WATCH: NBA Commissioner Adam Silver: We Don’t Use the Term ‘Owner’

gty andy lyons
Getty Images/Andy Lyons

NBA Commissioner Adam Silver now says that the league has “moved away” from using the term “owner,” because he is “sensitive” to the racial connotations some apply to the word.

Early in June, some voices started calling for an end to the use of the term for owners of NBA teams because some claim to be uncomfortable using the term due to America’s history of slavery.

Several teams already started employing different terms to call team owners to avoid the “racially insensitive” term of “owner,” Breitbart reported on June 3.

Several days later, activist actor and rapper Common picked up on the controversy and proclaimed “Nobody owns us.”

Now the NBA’s commissioner is speaking out in agreement on the matter.

“I don’t want to overreact to the term because, as I said earlier, people end up twisting themselves into knots avoiding the use of the word owner,” Silver told TMZ. “But we moved away from that term years ago in the league.”

“We call our team owners ‘Governor of the team’ and ‘alternate Governor,'” Silver added. “I’m sensitive to it, and I think to the extent teams are moving away from the term, we’ll stick with using Governor.”

Silver admitted that some players have spoken up inside the league and said that the term “owner” is not a problem for them. He even noted that when Michael Jordan was able to call himself an owner, it was “the greatest thing that ever happened.”

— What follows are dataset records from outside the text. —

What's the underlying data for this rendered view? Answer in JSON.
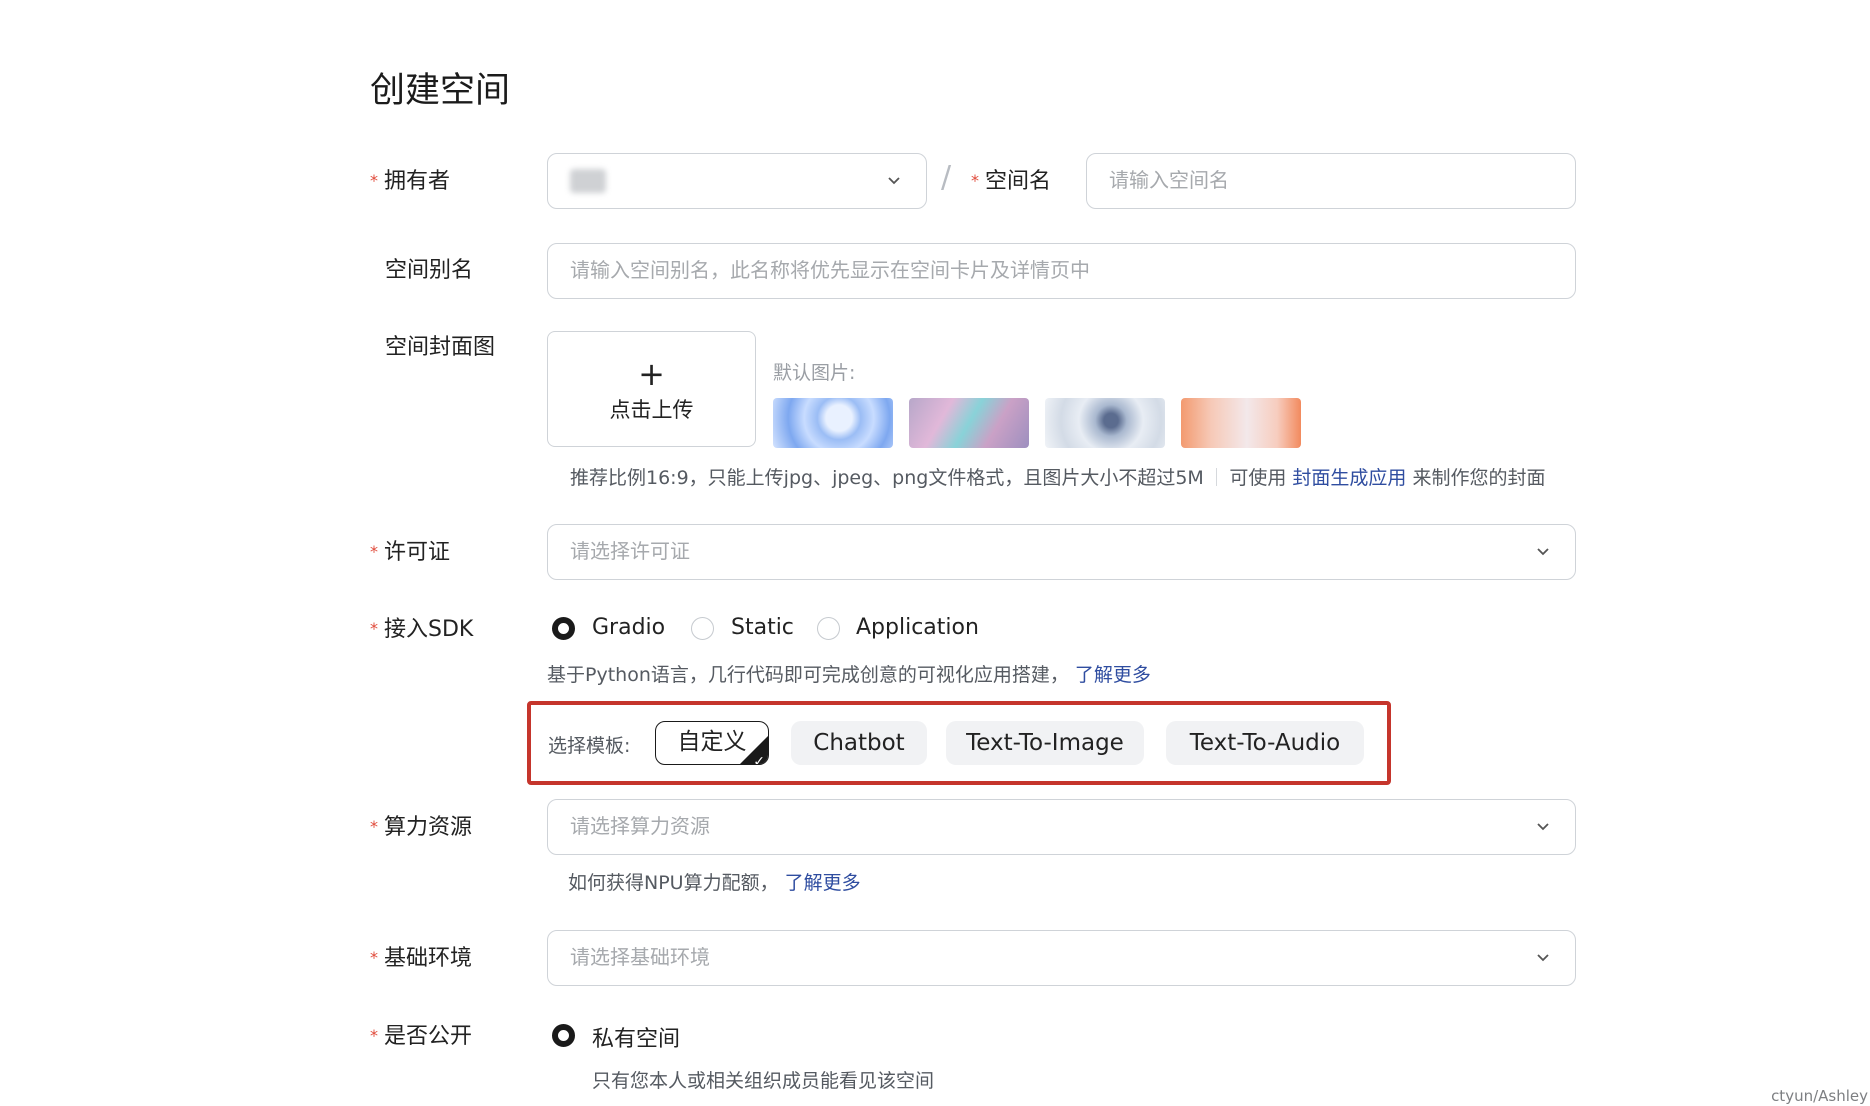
{
  "page": {
    "title": "创建空间"
  },
  "owner": {
    "label": "拥有者",
    "value": ""
  },
  "space_name": {
    "label": "空间名",
    "placeholder": "请输入空间名"
  },
  "alias": {
    "label": "空间别名",
    "placeholder": "请输入空间别名，此名称将优先显示在空间卡片及详情页中"
  },
  "cover": {
    "label": "空间封面图",
    "upload_label": "点击上传",
    "default_label": "默认图片:",
    "hint": "推荐比例16:9，只能上传jpg、jpeg、png文件格式，且图片大小不超过5M",
    "hint_prefix": "可使用",
    "hint_link": "封面生成应用",
    "hint_suffix": "来制作您的封面"
  },
  "license": {
    "label": "许可证",
    "placeholder": "请选择许可证"
  },
  "sdk": {
    "label": "接入SDK",
    "options": [
      "Gradio",
      "Static",
      "Application"
    ],
    "selected": "Gradio",
    "description": "基于Python语言，几行代码即可完成创意的可视化应用搭建，",
    "learn_more": "了解更多"
  },
  "template": {
    "label": "选择模板:",
    "options": [
      "自定义",
      "Chatbot",
      "Text-To-Image",
      "Text-To-Audio"
    ],
    "selected": "自定义"
  },
  "compute": {
    "label": "算力资源",
    "placeholder": "请选择算力资源",
    "hint": "如何获得NPU算力配额，",
    "learn_more": "了解更多"
  },
  "environment": {
    "label": "基础环境",
    "placeholder": "请选择基础环境"
  },
  "visibility": {
    "label": "是否公开",
    "option": "私有空间",
    "description": "只有您本人或相关组织成员能看见该空间"
  },
  "watermark": "ctyun/Ashley",
  "colors": {
    "required_star": "#e04a3a",
    "link": "#2f4da0",
    "highlight_border": "#c5352c"
  }
}
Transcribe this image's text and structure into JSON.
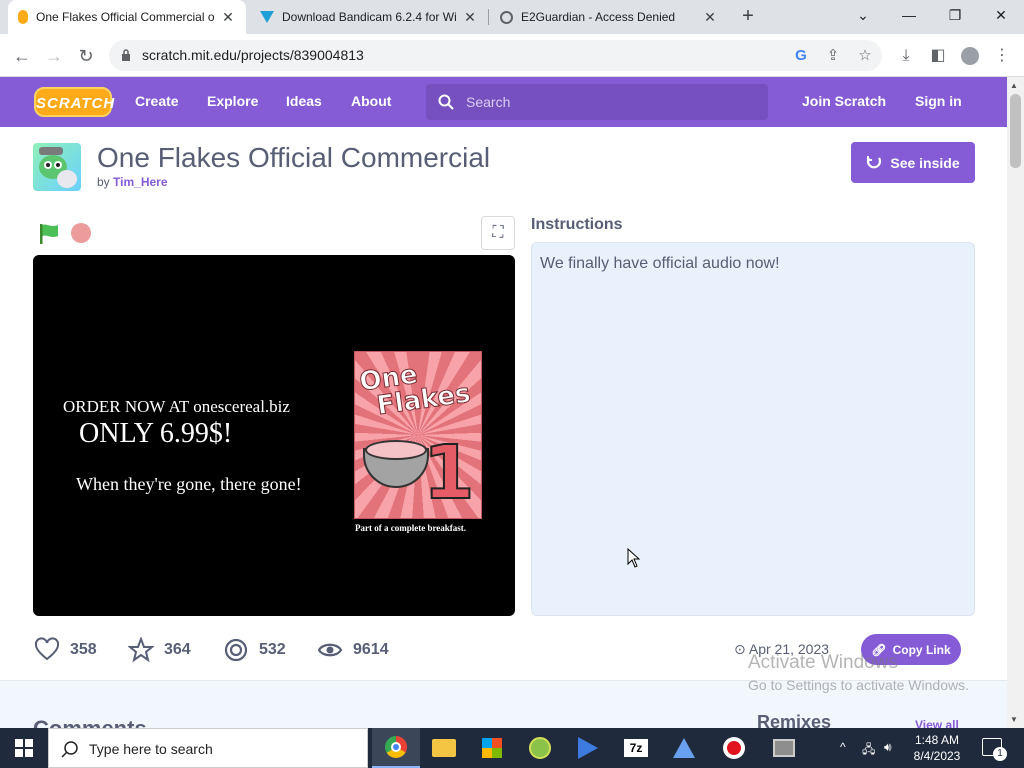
{
  "browser": {
    "tabs": [
      {
        "title": "One Flakes Official Commercial o",
        "active": true
      },
      {
        "title": "Download Bandicam 6.2.4 for Wi",
        "active": false
      },
      {
        "title": "E2Guardian - Access Denied",
        "active": false
      }
    ],
    "url": "scratch.mit.edu/projects/839004813"
  },
  "nav": {
    "logo": "SCRATCH",
    "links": [
      "Create",
      "Explore",
      "Ideas",
      "About"
    ],
    "search_placeholder": "Search",
    "join": "Join Scratch",
    "signin": "Sign in"
  },
  "project": {
    "title": "One Flakes Official Commercial",
    "by_prefix": "by",
    "author": "Tim_Here",
    "see_inside": "See inside",
    "stage": {
      "line1": "ORDER NOW AT onescereal.biz",
      "line2": "ONLY 6.99$!",
      "line3": "When they're gone, there gone!",
      "box_brand_1": "One",
      "box_brand_2": "Flakes",
      "box_number": "1",
      "box_caption": "Part of a complete breakfast."
    },
    "instructions_label": "Instructions",
    "instructions_text": "We finally have official audio now!",
    "stats": {
      "loves": "358",
      "favorites": "364",
      "remixes": "532",
      "views": "9614"
    },
    "date": "Apr 21, 2023",
    "copy_link": "Copy Link",
    "comments_heading": "Comments",
    "remixes_heading": "Remixes",
    "view_all": "View all"
  },
  "watermark": {
    "line1": "Activate Windows",
    "line2": "Go to Settings to activate Windows."
  },
  "taskbar": {
    "search_placeholder": "Type here to search",
    "time": "1:48 AM",
    "date": "8/4/2023",
    "notification_count": "1"
  },
  "colors": {
    "scratch_purple": "#855cd6",
    "text": "#575e75",
    "instructions_bg": "#e9f1fc"
  }
}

Still, Silver concluded saying, “But, of course, Draymond Green has been very public about the fact that we should be moving away from the term … and I completely respect that.”

Silver was referring to a segment of LeBron James’ talk show, The Shop, where Warriors forward Draymond Green bristled at the term late last year.

“You shouldn’t say owner,” Green said at the time. Green added that owners should be called CEOs or majority shareholder, or some other term because it was insensitive to say a white man owns the labor of black men.

Since then at least two teams, the Philadelphia 76ers and the L.A. Clippers, have decided to dump the term.